HP is due to file documents with the SEC as early as today providing more details on Perkins' resignation, and Perkins is requesting that HP be more forthcoming about the reasons.

Perkins, over the last several months, had expressed concern to HP over its alleged actions in securing telephone logs of his private residence and of his long-distance calls, sources said. Perkins requested information from AT&T on whether his local and long-distance accounts had been accessed and was informed that, indeed, information had been obtained in January and in early February, according to sources.

Newsweek tells the story with more panache:

On May 18, at HP headquarters in Palo Alto, Calif., Dunn sprung her bombshell on the board: she had found the leaker. According to Tom Perkins, an HP director who was present, Dunn laid out the surveillance scheme and pointed out the offending director, who acknowledged being the CNET leaker. That director, whose identity has not yet been publicly disclosed, apologized. But the director then said to fellow directors, “I would have told you all about this. Why didn’t you just ask?” That director was then asked to leave the boardroom, and did so, according to Perkins.

Close to 90 minutes of heated debate followed, but Perkins, the Silicon Valley venture capitalist, says he was the only director who rose to take Dunn on directly. Perkins says he was enraged at the surveillance, which he called illegal, unethical and a misplaced corporate priority on Dunn’s part. In an interview with NEWSWEEK, Perkins says he was particularly annoyed since he chaired the HP board’s Nominating and Governance Committee and had not been informed by Dunn of the surveillance, even though, he says, she had told him for months that she was attempting to discover the source of the leak.

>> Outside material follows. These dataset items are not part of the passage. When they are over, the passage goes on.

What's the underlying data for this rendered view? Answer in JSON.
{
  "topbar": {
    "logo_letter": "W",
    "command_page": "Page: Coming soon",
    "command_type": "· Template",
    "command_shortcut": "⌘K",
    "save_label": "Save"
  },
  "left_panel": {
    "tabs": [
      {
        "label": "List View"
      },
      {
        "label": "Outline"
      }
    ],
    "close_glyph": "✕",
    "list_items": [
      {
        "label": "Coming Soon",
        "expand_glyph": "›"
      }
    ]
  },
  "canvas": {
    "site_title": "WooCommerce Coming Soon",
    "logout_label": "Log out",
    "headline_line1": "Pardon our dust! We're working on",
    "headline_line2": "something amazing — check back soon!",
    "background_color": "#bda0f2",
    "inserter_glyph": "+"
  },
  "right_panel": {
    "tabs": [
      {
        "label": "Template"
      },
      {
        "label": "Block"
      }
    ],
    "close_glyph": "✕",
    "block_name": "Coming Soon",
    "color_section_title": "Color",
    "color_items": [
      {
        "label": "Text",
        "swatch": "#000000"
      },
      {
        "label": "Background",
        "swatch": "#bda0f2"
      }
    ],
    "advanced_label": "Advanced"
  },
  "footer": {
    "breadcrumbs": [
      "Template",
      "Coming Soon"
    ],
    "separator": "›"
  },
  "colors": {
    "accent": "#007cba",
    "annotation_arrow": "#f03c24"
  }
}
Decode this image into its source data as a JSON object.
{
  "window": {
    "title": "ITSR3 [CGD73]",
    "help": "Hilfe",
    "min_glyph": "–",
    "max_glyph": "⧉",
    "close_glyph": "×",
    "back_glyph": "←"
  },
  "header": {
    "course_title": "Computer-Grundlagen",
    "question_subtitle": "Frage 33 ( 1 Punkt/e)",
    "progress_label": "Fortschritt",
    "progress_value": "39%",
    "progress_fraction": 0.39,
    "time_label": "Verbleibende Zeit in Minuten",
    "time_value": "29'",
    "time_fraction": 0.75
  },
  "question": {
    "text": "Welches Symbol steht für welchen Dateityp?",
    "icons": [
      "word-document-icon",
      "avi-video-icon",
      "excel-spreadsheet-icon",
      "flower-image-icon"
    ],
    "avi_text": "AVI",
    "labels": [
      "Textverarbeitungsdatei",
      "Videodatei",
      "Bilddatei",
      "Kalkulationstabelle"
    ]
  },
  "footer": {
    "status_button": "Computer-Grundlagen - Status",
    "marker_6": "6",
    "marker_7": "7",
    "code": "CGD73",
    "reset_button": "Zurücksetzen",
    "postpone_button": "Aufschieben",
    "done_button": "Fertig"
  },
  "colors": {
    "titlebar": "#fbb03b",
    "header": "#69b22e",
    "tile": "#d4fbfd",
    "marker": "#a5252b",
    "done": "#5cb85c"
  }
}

According to that story, HP has so far refused to provide to the SEC the reasons for Perkins' departure - despite legal requirements to do so. HP has so far relied on technicalities - that Perkins didn't give his reasons for resigning - that seem far-fetched.

Valley watchers will be checking out HP's 8-K filing on Perkins carefully today. But now that the story is out, it's pretty clear that Keyworth and Perkins aren't the only ones out at HP. Dunn's days are clearly numbered.